The environments of deposition of the uppermost part of the Cody Shale and the Mesaverde and Meeteetse Formations of Late Cretaceous age were studied on outcrop in the Shotgun Butte area in the north-central part of the Wind River Reservation. A shoreface sandstone occurs in the lower part of the Mesaverde Formation at all localities studied, and is directly overlain by a coaly interval. Repetitive coarsening-upward cycles of mudstone, siltstone, and sandstone occur in the 200 ft interval of the upper part of the Cody Shale below the shoreface sandstone. These Cody sandstones are typically hummocky cross stratified with symmetrical ripples near the top, indicating that they are largely storm surge deposits that were later reworked. Channel-form sandstones from 10 to 20 ft thick, with abundant locally derived clayey clasts, occur in a 75 ft thick interval below the shoreface at one locality. These unusual sandstones are largely confined to a narrow area of the outcrop and grade laterally into more typical storm surge deposits. They may be unusually large storm surge channels created when high-energy flow conditions were localized to a limited area of the shelf.

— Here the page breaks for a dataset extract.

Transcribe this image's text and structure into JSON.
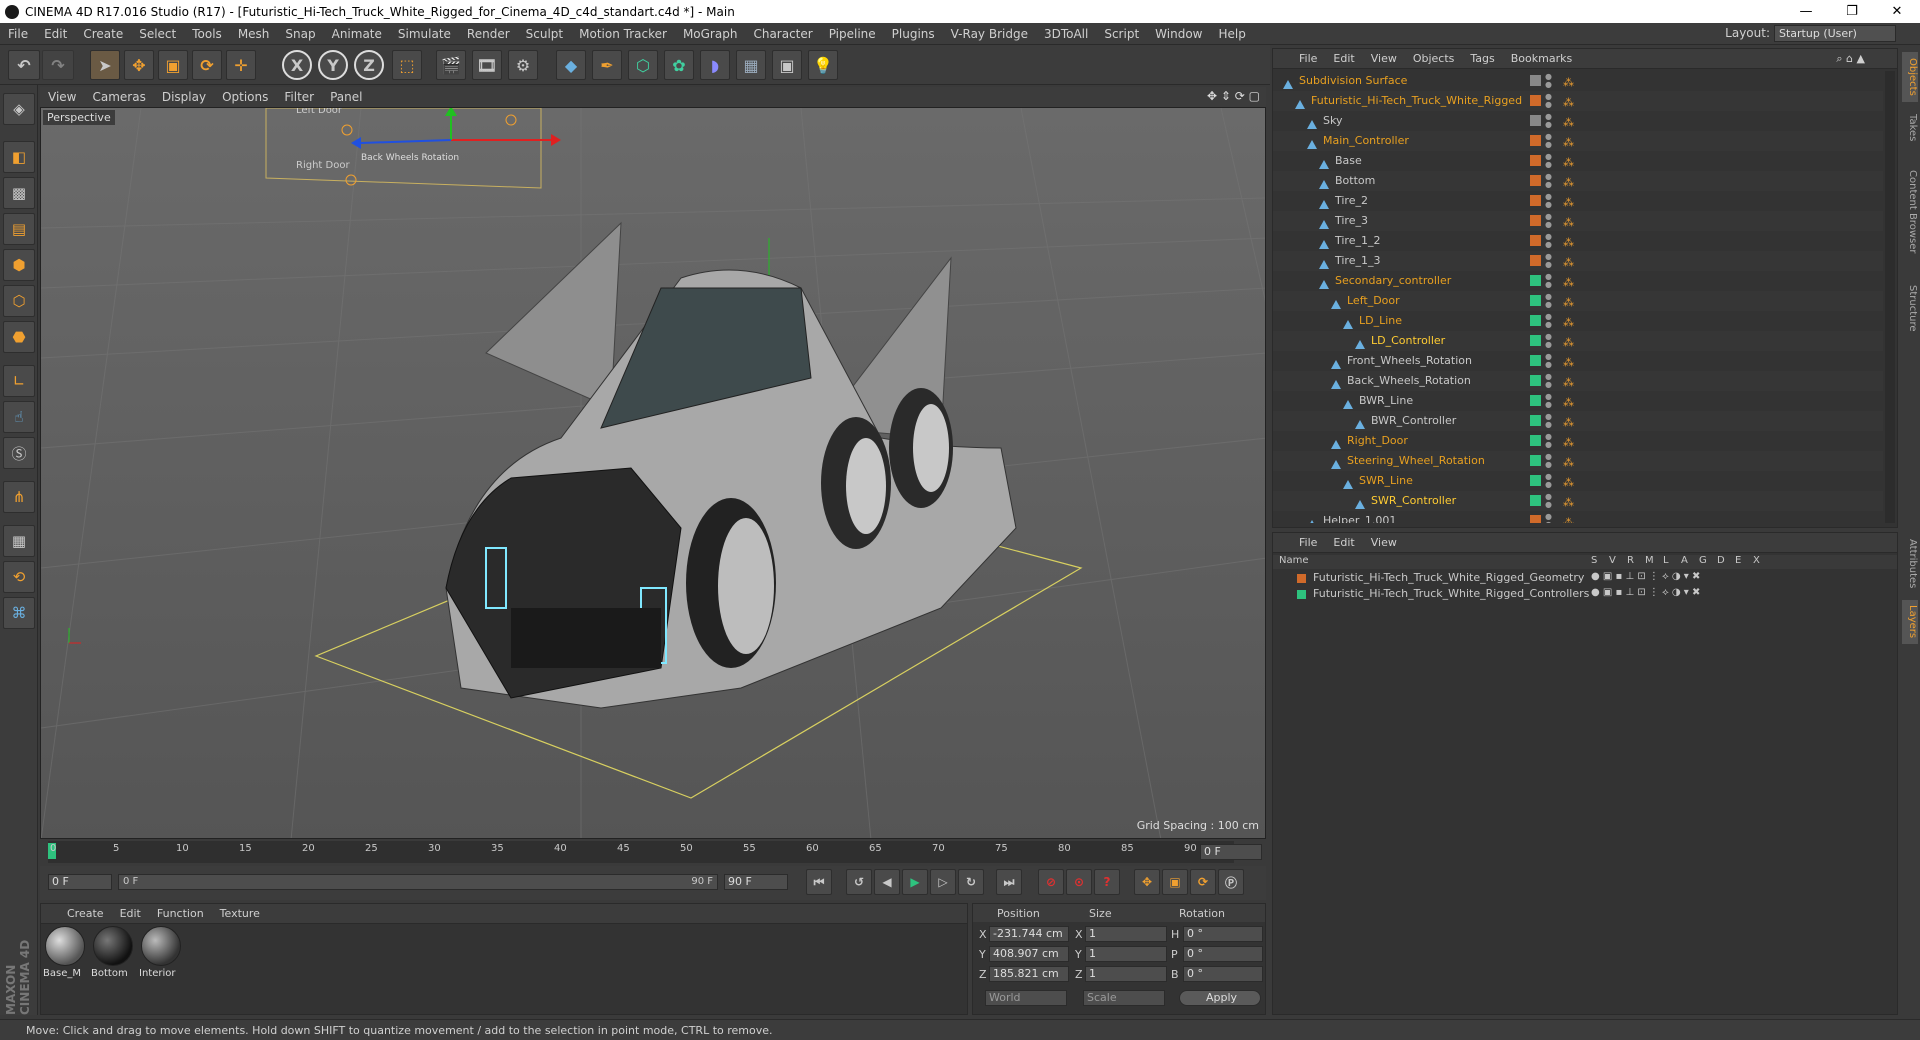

The Mesaverde Formation above the shoreface sandstone is divided into a middle member and the Teapot Sandstone Member. The lower part of the middle member is everywhere coaly. Erosional-based sandstones in this coaly interval are highly variable in thickness and architecture. Thin, single channel sandstone bodies were deposited by moderate to high sinuosity streams, and thick, multistory channel sandstone bodies were deposited by rapidly switching fluvial channel systems that remained relatively stationary for extended periods of time. The architecture of the fluvial channel sandstones in the overlying noncoaly interval appears to be highly variable as well, with complex multistory sandstones occurring at different stratigraphic levels at different localities. This distribution may be explained by long term stability of fluvial channel systems followed by major avulsion events.

The Teapot Sandstone Member consists of fairly persistent to lenticular white multistory sandstone units that are as much as 85 ft thick and contain trough cross beds as much as 5 ft high. These sandstone units are interbedded with gray mudstones and carbonaceous shales. Paleosols are preserved at the tops of individual sandstones in the multistory units in some places. It is suggested that these sandstones were deposited largely by low-sinuosity to braided streams. The Meeteetse Formation consists of alternating coal and sandstone-rich intervals. The coal-rich intervals have relatively thin fluvial channel sandstones probably deposited by medium to high sinuosity streams whereas the sand-rich intervals have thick (to 105 ft) multistory fluvial channel sandstones possibly deposited by low-sinousity to braided streams.